Aldian Taloputra, economist at Mandiri Sekuritas in Jakarta, expects hikes of 25 basis points in the benchmark rate at Bank Indonesia’s July 11 meeting and again in August. He sees inflation peaking at about 8.2 percent in July.
Chua Hak Bin of Bank America Merrill Lynch said he expects inflation to peak at 8.5-9.5 percent by September-October, and that the benchmark rate will be increased another 25 basis point.
Until last month, the central bank had held the rate steady at 5.75 percent since February 2011. In mid-June, it surprised the market by raising both the overnight deposit facility rate and benchmark rate by 25 basis points, in an effort to contain rising inflation expectations and support the weak rupiah .
Those rate hikes came as Southeast Asia’s biggest economy was suffering a heavy sell-off of bonds and stocks, and the exchange rate for the rupiah neared the psychologically important level of 10,000 to the dollar.
GASOLINE PRICE RAISED 44 PCT
Higher inflation was expected after the government, following months of delay, raised the price of subsidised fuel by 44 percent for gasoline and 22 percent for diesel. In addition, rising food prices ahead of the Muslim fasting month, of Ramadan, which begins next week, contributed to higher inflation in June.
A Bank Indonesia official said last Friday the annual pace of inflation could be as high as 7.5 percent in July on rising demand during Ramadan. He estimated June’s inflation at 5.9 percent, the figure the government’s statistics bureau reported on Monday.
Bank Indonesia has been hoping inflation for this year would remain in the range of 3.5-5.5 percent.
On Monday, the statistics bureau said the country’s trade deficit in May narrowed to $590 million from April’s gap, revised to $1.7 billion.
Exports in May fell 4.49 percent from a year earlier, and imports drop 2.19 percent.
A poll had expected a trade deficit of $460 million for May.

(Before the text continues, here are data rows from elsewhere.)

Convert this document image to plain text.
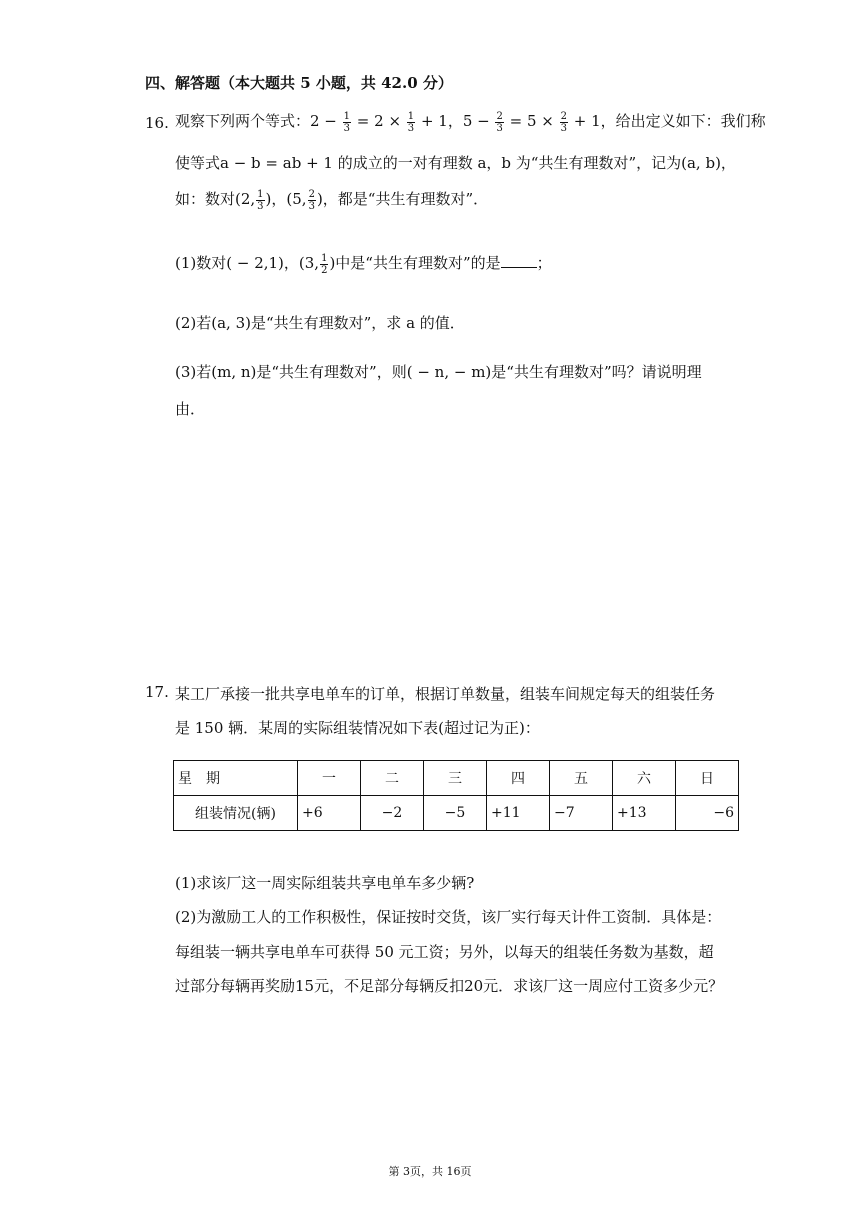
四、解答题（本大题共 5 小题，共 42.0 分）
16. 观察下列两个等式：$2 - \frac{1}{3} = 2 \times \frac{1}{3} + 1$，$5 - \frac{2}{3} = 5 \times \frac{2}{3} + 1$，给出定义如下：我们称
使等式a − b = ab + 1 的成立的一对有理数 a，b 为“共生有理数对”，记为(a, b)，
如：数对(2, $\frac{1}{3}$ )，(5, $\frac{2}{3}$ )，都是“共生有理数对”．
(1)数对( − 2,1)，(3, $\frac{1}{2}$ )中是“共生有理数对”的是 ；
(2)若(a, 3)是“共生有理数对”，求 a 的值．
(3)若(m, n)是“共生有理数对”，则( − n, − m)是“共生有理数对”吗？请说明理
由．
17. 某工厂承接一批共享电单车的订单，根据订单数量，组装车间规定每天的组装任务
是 150 辆．某周的实际组装情况如下表(超过记为正)：
星　期	一	二	三	四	五	六	日
组装情况(辆)	+6	−2	−5	+11	−7	+13	−6
(1)求该厂这一周实际组装共享电单车多少辆?
(2)为激励工人的工作积极性，保证按时交货，该厂实行每天计件工资制．具体是：
每组装一辆共享电单车可获得 50 元工资；另外，以每天的组装任务数为基数，超
过部分每辆再奖励15元，不足部分每辆反扣20元．求该厂这一周应付工资多少元？
第 3页，共 16页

The country’s trade balance flipped into a surplus in March, after five consecutive months of deficits through  February.

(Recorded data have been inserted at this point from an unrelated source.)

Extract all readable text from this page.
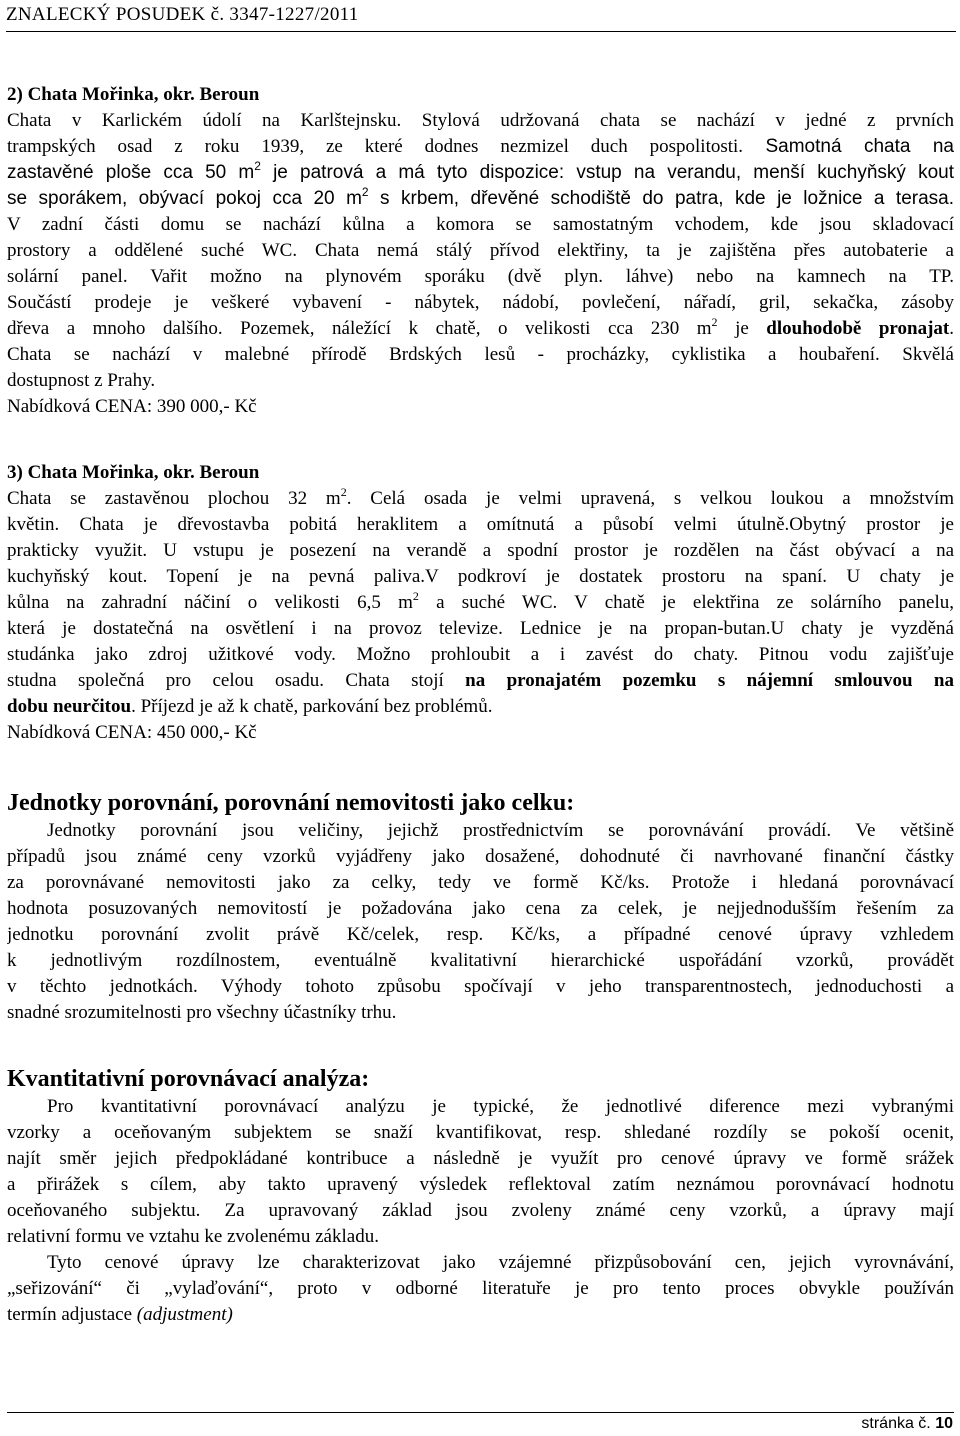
ZNALECKÝ POSUDEK č. 3347-1227/2011
2) Chata Mořinka, okr. Beroun
Chata v Karlickém údolí na Karlštejnsku. Stylová udržovaná chata se nachází v jedné z prvních
trampských osad z roku 1939, ze které dodnes nezmizel duch pospolitosti. Samotná chata na
zastavěné ploše cca 50 $m^2$ je patrová a má tyto dispozice: vstup na verandu, menší kuchyňský kout
se sporákem, obývací pokoj cca 20 $m^2$ s krbem, dřevěné schodiště do patra, kde je ložnice a terasa.
V zadní části domu se nachází kůlna a komora se samostatným vchodem, kde jsou skladovací
prostory a oddělené suché WC. Chata nemá stálý přívod elektřiny, ta je zajištěna přes autobaterie a
solární panel. Vařit možno na plynovém sporáku (dvě plyn. láhve) nebo na kamnech na TP.
Součástí prodeje je veškeré vybavení - nábytek, nádobí, povlečení, nářadí, gril, sekačka, zásoby
dřeva a mnoho dalšího. Pozemek, náležící k chatě, o velikosti cca 230 $m^2$ je dlouhodobě pronajat.
Chata se nachází v malebné přírodě Brdských lesů - procházky, cyklistika a houbaření. Skvělá
dostupnost z Prahy.
Nabídková CENA: 390 000,- Kč
3) Chata Mořinka, okr. Beroun
Chata se zastavěnou plochou 32 $m^2$. Celá osada je velmi upravená, s velkou loukou a množstvím
květin. Chata je dřevostavba pobitá heraklitem a omítnutá a působí velmi útulně.Obytný prostor je
prakticky využit. U vstupu je posezení na verandě a spodní prostor je rozdělen na část obývací a na
kuchyňský kout. Topení je na pevná paliva.V podkroví je dostatek prostoru na spaní. U chaty je
kůlna na zahradní náčiní o velikosti 6,5 $m^2$ a suché WC. V chatě je elektřina ze solárního panelu,
která je dostatečná na osvětlení i na provoz televize. Lednice je na propan-butan.U chaty je vyzděná
studánka jako zdroj užitkové vody. Možno prohloubit a i zavést do chaty. Pitnou vodu zajišťuje
studna společná pro celou osadu. Chata stojí na pronajatém pozemku s nájemní smlouvou na
dobu neurčitou. Příjezd je až k chatě, parkování bez problémů.
Nabídková CENA: 450 000,- Kč
Jednotky porovnání, porovnání nemovitosti jako celku:
Jednotky porovnání jsou veličiny, jejichž prostřednictvím se porovnávání provádí. Ve většině
případů jsou známé ceny vzorků vyjádřeny jako dosažené, dohodnuté či navrhované finanční částky
za porovnávané nemovitosti jako za celky, tedy ve formě Kč/ks. Protože i hledaná porovnávací
hodnota posuzovaných nemovitostí je požadována jako cena za celek, je nejjednodušším řešením za
jednotku porovnání zvolit právě Kč/celek, resp. Kč/ks, a případné cenové úpravy vzhledem
k jednotlivým rozdílnostem, eventuálně kvalitativní hierarchické uspořádání vzorků, provádět
v těchto jednotkách. Výhody tohoto způsobu spočívají v jeho transparentnostech, jednoduchosti a
snadné srozumitelnosti pro všechny účastníky trhu.
Kvantitativní porovnávací analýza:
Pro kvantitativní porovnávací analýzu je typické, že jednotlivé diference mezi vybranými
vzorky a oceňovaným subjektem se snaží kvantifikovat, resp. shledané rozdíly se pokoší ocenit,
najít směr jejich předpokládané kontribuce a následně je využít pro cenové úpravy ve formě srážek
a přirážek s cílem, aby takto upravený výsledek reflektoval zatím neznámou porovnávací hodnotu
oceňovaného subjektu. Za upravovaný základ jsou zvoleny známé ceny vzorků, a úpravy mají
relativní formu ve vztahu ke zvolenému základu.
Tyto cenové úpravy lze charakterizovat jako vzájemné přizpůsobování cen, jejich vyrovnávání,
„seřizování“ či „vylaďování“, proto v odborné literatuře je pro tento proces obvykle používán
termín adjustace (adjustment)
stránka č. 10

However, exports will be remain under pressure due to the weak outlook on China and declining commodity prices.
Manufacturing activity in Indonesia expanded in June, though at a slower pace while export orders fell for the first time in four months, HSBC Markit’s purchasing managers’ index survey showed on Monday. The index for June was 51.0, compared with 51.6 in May.